In employer-based insurance policies, as elsewhere, privacy and progress crash head on as technology exponentially increases the ability to store, access and manipulate personal information that often is surreptitiously gathered and relatively unprotected. About 35 percent of Fortune 500 companies use medical records in making personnel decisions, according to a 1996 study by Linowes, who now serves as professor of economy and public policy at the University of Illinois.
Before the computer, Linowes notes, information was stored on paper and voluminous records regularly were destroyed or filed without ready retrieval. Now information can be stored indefinitely and retrieved or related to other data by a few keystrokes. "The information always has been there, but it's the technology that has made the problem," he says.
Just one example of a central database of personal medical information is the Medical Information Bureau, or MIB. According to the California-based Privacy Rights Clearinghouse, medical records of 15 million Americans and Canadians are on file in the MIB computers, which supply data to more than 750 insurance firms.
Such medical records typically include personal and family medical histories, details about health-related habits and reports on everything from lab-test results to prescription medications to surgical procedures. Only 28 states allow patients access to their own medical files, generally claiming that the information in health records belongs to the health-care facility or practitioner that created them. However, in the course of a hospital stay, says a 1996 study by the Congressional Research Service, up to 400 people may see at least part of a patient's medical record. Medical information routinely is bought and sold, and may be accessed by insurance companies, state bureaus of vital statistics, managed-care organizations, healthcare researchers and others.
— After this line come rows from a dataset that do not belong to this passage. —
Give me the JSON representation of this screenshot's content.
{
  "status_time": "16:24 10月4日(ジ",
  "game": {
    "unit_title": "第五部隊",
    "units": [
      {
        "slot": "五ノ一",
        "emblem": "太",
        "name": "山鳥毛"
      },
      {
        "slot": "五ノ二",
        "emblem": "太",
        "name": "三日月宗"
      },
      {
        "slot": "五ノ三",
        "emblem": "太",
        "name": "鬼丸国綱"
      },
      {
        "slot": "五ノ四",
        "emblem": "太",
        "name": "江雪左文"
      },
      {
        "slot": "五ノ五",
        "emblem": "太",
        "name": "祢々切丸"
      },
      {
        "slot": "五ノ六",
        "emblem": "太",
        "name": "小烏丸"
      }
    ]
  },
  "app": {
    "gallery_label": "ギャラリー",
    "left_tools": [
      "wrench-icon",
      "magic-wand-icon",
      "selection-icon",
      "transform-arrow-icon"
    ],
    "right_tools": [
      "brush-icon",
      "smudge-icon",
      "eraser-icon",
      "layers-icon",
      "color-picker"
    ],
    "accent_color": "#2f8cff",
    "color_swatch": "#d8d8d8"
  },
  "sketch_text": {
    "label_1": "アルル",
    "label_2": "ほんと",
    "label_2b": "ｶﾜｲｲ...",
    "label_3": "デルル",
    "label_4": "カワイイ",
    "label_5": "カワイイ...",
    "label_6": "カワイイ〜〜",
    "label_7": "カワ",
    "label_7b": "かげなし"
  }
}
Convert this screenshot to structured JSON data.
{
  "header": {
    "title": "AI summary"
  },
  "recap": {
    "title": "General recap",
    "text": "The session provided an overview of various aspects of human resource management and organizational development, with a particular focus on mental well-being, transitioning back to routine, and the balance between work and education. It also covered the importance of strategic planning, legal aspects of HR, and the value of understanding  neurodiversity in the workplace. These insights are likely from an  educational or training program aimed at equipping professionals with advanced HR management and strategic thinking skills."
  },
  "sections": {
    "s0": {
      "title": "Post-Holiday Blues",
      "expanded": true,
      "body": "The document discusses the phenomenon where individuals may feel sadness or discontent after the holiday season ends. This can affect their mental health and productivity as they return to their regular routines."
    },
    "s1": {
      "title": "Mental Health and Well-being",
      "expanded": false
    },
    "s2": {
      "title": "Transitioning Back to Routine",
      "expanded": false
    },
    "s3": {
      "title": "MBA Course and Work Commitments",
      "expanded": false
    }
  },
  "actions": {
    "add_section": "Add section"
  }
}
Recent legislation has worked with technological advances to turn information management and protection into one of the fastest-growing industries in the United States as private companies contract to collect data for the federal government in what are called "public-private partnerships."
There has been a drive on both sides of the political aisle to standardize electronic record keeping as a means to greater efficiency in billing and treatment, in gathering public-health statistics and in determining the best course of health care for society at large.